Dobrze by było, gdyby filmy o homoseksualistach nie opierały się na zdradzaniu biednej, wiernej żony, napastowaniu śpiących (tu udawał śpiącego, ale niczego to przecież nie zmienia) ludzi i otoczce, że to główny bohater jest tym biednym, poszkodowanym, jednocześnie odwalając brudy.
Naprawdę lepszym jest zdradzanie niż rozwód czy w ogóle nie branie ślubu? "zainteresowałaś się mną i myślałem, że się wyleczyłem" nie jest usprawiedliwieniem.
Jeśli jest to oparte na faktach, to już wolałabym fikcję, w której nie niszczy się życia i psychiki kobiety i nie występują dziwne sceny zezwierzęcenia jakoby pociąg seksualny był tak ciężki do powstrzymania, że musiał pójść w nocy dotknąć chłopaka.
Zresztą, co tu się rozwodzić... Nie podobało mi się już od momentu, gdy okazało się, że robią sobie jaja w wojsku i nie przestrzegają poleceń, potem film szedł już tylko głębiej w stronę dna.
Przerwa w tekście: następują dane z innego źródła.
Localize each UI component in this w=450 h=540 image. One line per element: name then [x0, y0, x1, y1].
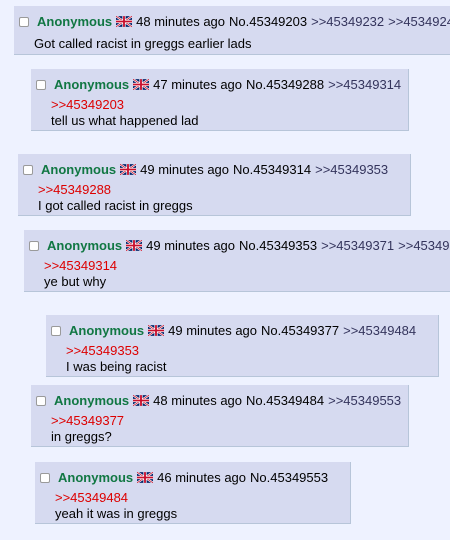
post-body: Got called racist in greggs earlier lads	[34, 36, 252, 52]
post-time: 47 minutes ago	[153, 77, 243, 92]
post-45349377: Anonymous 49 minutes ago No.45349377 >>4…	[46, 315, 439, 377]
post-time: 49 minutes ago	[146, 238, 236, 253]
post-select-checkbox[interactable]	[40, 472, 50, 483]
post-message: I got called racist in greggs	[38, 198, 193, 213]
post-message: tell us what happened lad	[51, 113, 199, 128]
post-body: >>45349353 I was being racist	[66, 343, 166, 375]
post-info: Anonymous 49 minutes ago No.45349314 >>4…	[23, 161, 392, 178]
post-select-checkbox[interactable]	[19, 16, 29, 27]
backlink[interactable]: >>45349371	[321, 237, 394, 254]
post-number[interactable]: No.45349288	[246, 76, 324, 93]
post-time: 46 minutes ago	[157, 470, 247, 485]
uk-flag-icon	[133, 79, 150, 90]
post-message: ye but why	[44, 274, 107, 289]
poster-name: Anonymous	[54, 77, 130, 92]
backlink[interactable]: >>45349232	[311, 13, 384, 30]
uk-flag-icon	[137, 472, 154, 483]
poster-name: Anonymous	[41, 162, 117, 177]
post-body: >>45349288 I got called racist in greggs	[38, 182, 193, 214]
post-info: Anonymous 48 minutes ago No.45349484 >>4…	[36, 392, 405, 409]
post-body: >>45349484 yeah it was in greggs	[55, 490, 177, 522]
uk-flag-icon	[120, 164, 137, 175]
post-body: >>45349314 ye but why	[44, 258, 117, 290]
post-time: 48 minutes ago	[153, 393, 243, 408]
post-info: Anonymous 49 minutes ago No.45349377 >>4…	[51, 322, 420, 339]
post-number[interactable]: No.45349203	[229, 13, 307, 30]
post-number[interactable]: No.45349377	[261, 322, 339, 339]
post-message: in greggs?	[51, 429, 112, 444]
uk-flag-icon	[116, 16, 133, 27]
quote-link[interactable]: >>45349484	[55, 490, 177, 506]
quote-link[interactable]: >>45349203	[51, 97, 198, 113]
post-message: Got called racist in greggs earlier lads	[34, 36, 252, 51]
backlink[interactable]: >>45349484	[343, 322, 416, 339]
post-time: 49 minutes ago	[168, 323, 258, 338]
quote-link[interactable]: >>45349377	[51, 413, 124, 429]
poster-name: Anonymous	[58, 470, 134, 485]
quote-link[interactable]: >>45349288	[38, 182, 193, 198]
post-info: Anonymous 49 minutes ago No.45349353 >>4…	[29, 237, 450, 254]
post-message: I was being racist	[66, 359, 167, 374]
post-45349203: Anonymous 48 minutes ago No.45349203 >>4…	[14, 6, 450, 55]
post-45349314: Anonymous 49 minutes ago No.45349314 >>4…	[18, 154, 411, 216]
post-number[interactable]: No.45349553	[250, 469, 328, 486]
poster-name: Anonymous	[37, 14, 113, 29]
poster-name: Anonymous	[69, 323, 145, 338]
backlink[interactable]: >>45349377	[398, 237, 450, 254]
post-time: 49 minutes ago	[140, 162, 230, 177]
post-45349484: Anonymous 48 minutes ago No.45349484 >>4…	[31, 385, 409, 447]
post-time: 48 minutes ago	[136, 14, 226, 29]
post-select-checkbox[interactable]	[29, 240, 39, 251]
backlink[interactable]: >>45349244	[388, 13, 450, 30]
post-message: yeah it was in greggs	[55, 506, 178, 521]
post-45349288: Anonymous 47 minutes ago No.45349288 >>4…	[31, 69, 409, 131]
quote-link[interactable]: >>45349353	[66, 343, 166, 359]
backlink[interactable]: >>45349314	[328, 76, 401, 93]
quote-link[interactable]: >>45349314	[44, 258, 117, 274]
post-select-checkbox[interactable]	[36, 79, 46, 90]
uk-flag-icon	[148, 325, 165, 336]
post-number[interactable]: No.45349314	[233, 161, 311, 178]
post-body: >>45349203 tell us what happened lad	[51, 97, 198, 129]
post-body: >>45349377 in greggs?	[51, 413, 124, 445]
post-info: Anonymous 47 minutes ago No.45349288 >>4…	[36, 76, 405, 93]
post-number[interactable]: No.45349484	[246, 392, 324, 409]
post-select-checkbox[interactable]	[51, 325, 61, 336]
post-select-checkbox[interactable]	[23, 164, 33, 175]
poster-name: Anonymous	[47, 238, 123, 253]
uk-flag-icon	[126, 240, 143, 251]
poster-name: Anonymous	[54, 393, 130, 408]
post-45349553: Anonymous 46 minutes ago No.45349553 >>4…	[35, 462, 351, 524]
backlink[interactable]: >>45349353	[315, 161, 388, 178]
backlink[interactable]: >>45349553	[328, 392, 401, 409]
post-info: Anonymous 48 minutes ago No.45349203 >>4…	[19, 13, 450, 30]
uk-flag-icon	[133, 395, 150, 406]
post-info: Anonymous 46 minutes ago No.45349553	[40, 469, 332, 486]
post-45349353: Anonymous 49 minutes ago No.45349353 >>4…	[24, 230, 450, 292]
post-number[interactable]: No.45349353	[239, 237, 317, 254]
post-select-checkbox[interactable]	[36, 395, 46, 406]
Niby wszyscy już wiedzą, że jest gejem, robi scenę zatrzymując auto w wojsku, żeby życzyć kochankowi powodzenia ale na więcej już sobie nie pozwala, mimo że już sprawa jest dla obserwujących oczywista, a reaguje dopiero po czasie, żeby pokazać jakąś akcję w filmie.
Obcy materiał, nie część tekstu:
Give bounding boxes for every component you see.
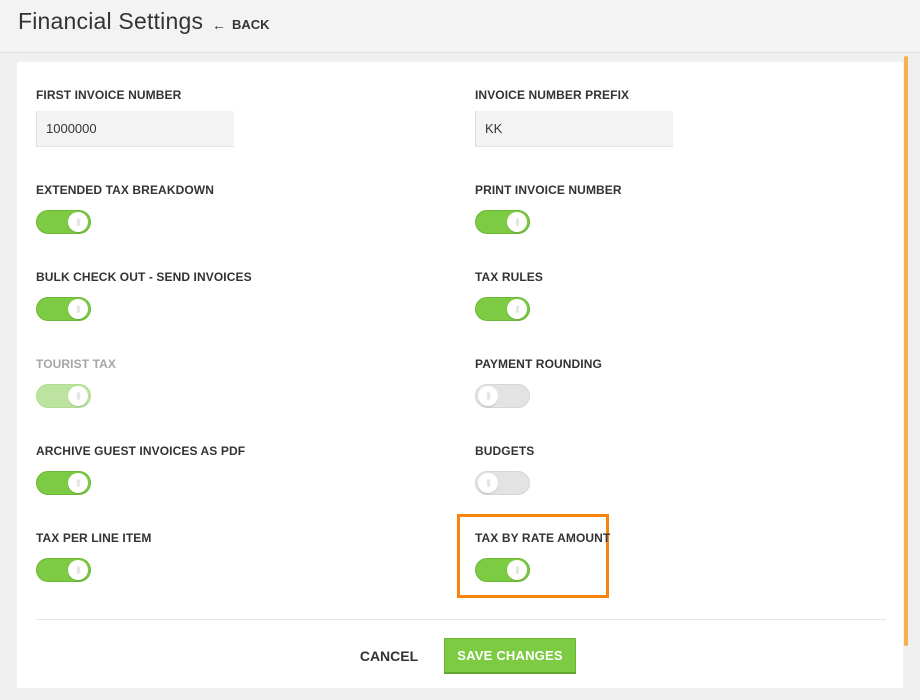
- invoice-number-prefix-group: INVOICE NUMBER PREFIX: [475, 88, 629, 102]
- toggle-knob: |||: [68, 212, 88, 232]
- extended-tax-breakdown-group: EXTENDED TAX BREAKDOWN: [36, 183, 214, 197]
- budgets-group: BUDGETS: [475, 444, 534, 458]
- grip-icon: |||: [485, 391, 491, 400]
- extended-tax-breakdown-label: EXTENDED TAX BREAKDOWN: [36, 183, 214, 197]
- grip-icon: |||: [514, 217, 520, 226]
- tax-by-rate-amount-label: TAX BY RATE AMOUNT: [475, 531, 611, 545]
- print-invoice-number-toggle[interactable]: |||: [475, 210, 530, 234]
- toggle-knob: |||: [507, 299, 527, 319]
- tourist-tax-label: TOURIST TAX: [36, 357, 116, 371]
- print-invoice-number-label: PRINT INVOICE NUMBER: [475, 183, 622, 197]
- first-invoice-number-group: FIRST INVOICE NUMBER: [36, 88, 181, 102]
- scrollbar[interactable]: [904, 56, 908, 646]
- bulk-check-out-label: BULK CHECK OUT - SEND INVOICES: [36, 270, 252, 284]
- highlight-annotation: [457, 514, 609, 598]
- toggle-knob: |||: [507, 212, 527, 232]
- back-link[interactable]: ← BACK: [212, 17, 270, 32]
- payment-rounding-group: PAYMENT ROUNDING: [475, 357, 602, 371]
- first-invoice-number-label: FIRST INVOICE NUMBER: [36, 88, 182, 102]
- tax-per-line-item-toggle[interactable]: |||: [36, 558, 91, 582]
- tax-rules-label: TAX RULES: [475, 270, 544, 284]
- tax-rules-group: TAX RULES: [475, 270, 543, 284]
- tax-by-rate-amount-toggle[interactable]: |||: [475, 558, 530, 582]
- archive-guest-invoices-toggle[interactable]: |||: [36, 471, 91, 495]
- tourist-tax-toggle: |||: [36, 384, 91, 408]
- bulk-check-out-group: BULK CHECK OUT - SEND INVOICES: [36, 270, 252, 284]
- grip-icon: |||: [75, 565, 81, 574]
- archive-guest-invoices-group: ARCHIVE GUEST INVOICES AS PDF: [36, 444, 245, 458]
- toggle-knob: |||: [68, 299, 88, 319]
- page-header: Financial Settings ← BACK: [0, 0, 920, 53]
- grip-icon: |||: [75, 391, 81, 400]
- tourist-tax-group: TOURIST TAX: [36, 357, 116, 371]
- toggle-knob: |||: [507, 560, 527, 580]
- toggle-knob: |||: [68, 473, 88, 493]
- cancel-button[interactable]: CANCEL: [348, 641, 430, 671]
- payment-rounding-label: PAYMENT ROUNDING: [475, 357, 602, 371]
- tax-rules-toggle[interactable]: |||: [475, 297, 530, 321]
- invoice-number-prefix-label: INVOICE NUMBER PREFIX: [475, 88, 630, 102]
- page-title: Financial Settings: [18, 8, 204, 34]
- toggle-knob: |||: [68, 560, 88, 580]
- first-invoice-number-input[interactable]: [36, 111, 234, 147]
- payment-rounding-toggle[interactable]: |||: [475, 384, 530, 408]
- budgets-toggle[interactable]: |||: [475, 471, 530, 495]
- tax-per-line-item-label: TAX PER LINE ITEM: [36, 531, 152, 545]
- footer-divider: [36, 619, 886, 620]
- invoice-number-prefix-input[interactable]: [475, 111, 673, 147]
- grip-icon: |||: [514, 565, 520, 574]
- archive-guest-invoices-label: ARCHIVE GUEST INVOICES AS PDF: [36, 444, 246, 458]
- toggle-knob: |||: [478, 473, 498, 493]
- grip-icon: |||: [75, 304, 81, 313]
- tax-by-rate-amount-group: TAX BY RATE AMOUNT: [475, 531, 610, 545]
- bulk-check-out-toggle[interactable]: |||: [36, 297, 91, 321]
- grip-icon: |||: [514, 304, 520, 313]
- grip-icon: |||: [485, 478, 491, 487]
- extended-tax-breakdown-toggle[interactable]: |||: [36, 210, 91, 234]
- grip-icon: |||: [75, 217, 81, 226]
- grip-icon: |||: [75, 478, 81, 487]
- tax-per-line-item-group: TAX PER LINE ITEM: [36, 531, 151, 545]
- budgets-label: BUDGETS: [475, 444, 535, 458]
- save-changes-button[interactable]: SAVE CHANGES: [444, 638, 576, 674]
- toggle-knob: |||: [68, 386, 88, 406]
- toggle-knob: |||: [478, 386, 498, 406]
- back-label: BACK: [232, 17, 270, 32]
- print-invoice-number-group: PRINT INVOICE NUMBER: [475, 183, 622, 197]
- left-arrow-icon: ←: [212, 16, 226, 33]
Jedyne co mi się podobało, to dzieciak głównego bohatera - uroczy brzdąc, który swoimi niewinnymi słowami dopinguje ojca.
No nie przemawia do mnie to zachowanie i raczej pokazuje gejów w złym świetle jak wiele innych filmów. Jeśli oglądałby to ktoś "nieprzepadający" za homoseksualistami, to niestety umocniłby się w przekonaniu, że nie są "normalni", a zachowują się patologicznie.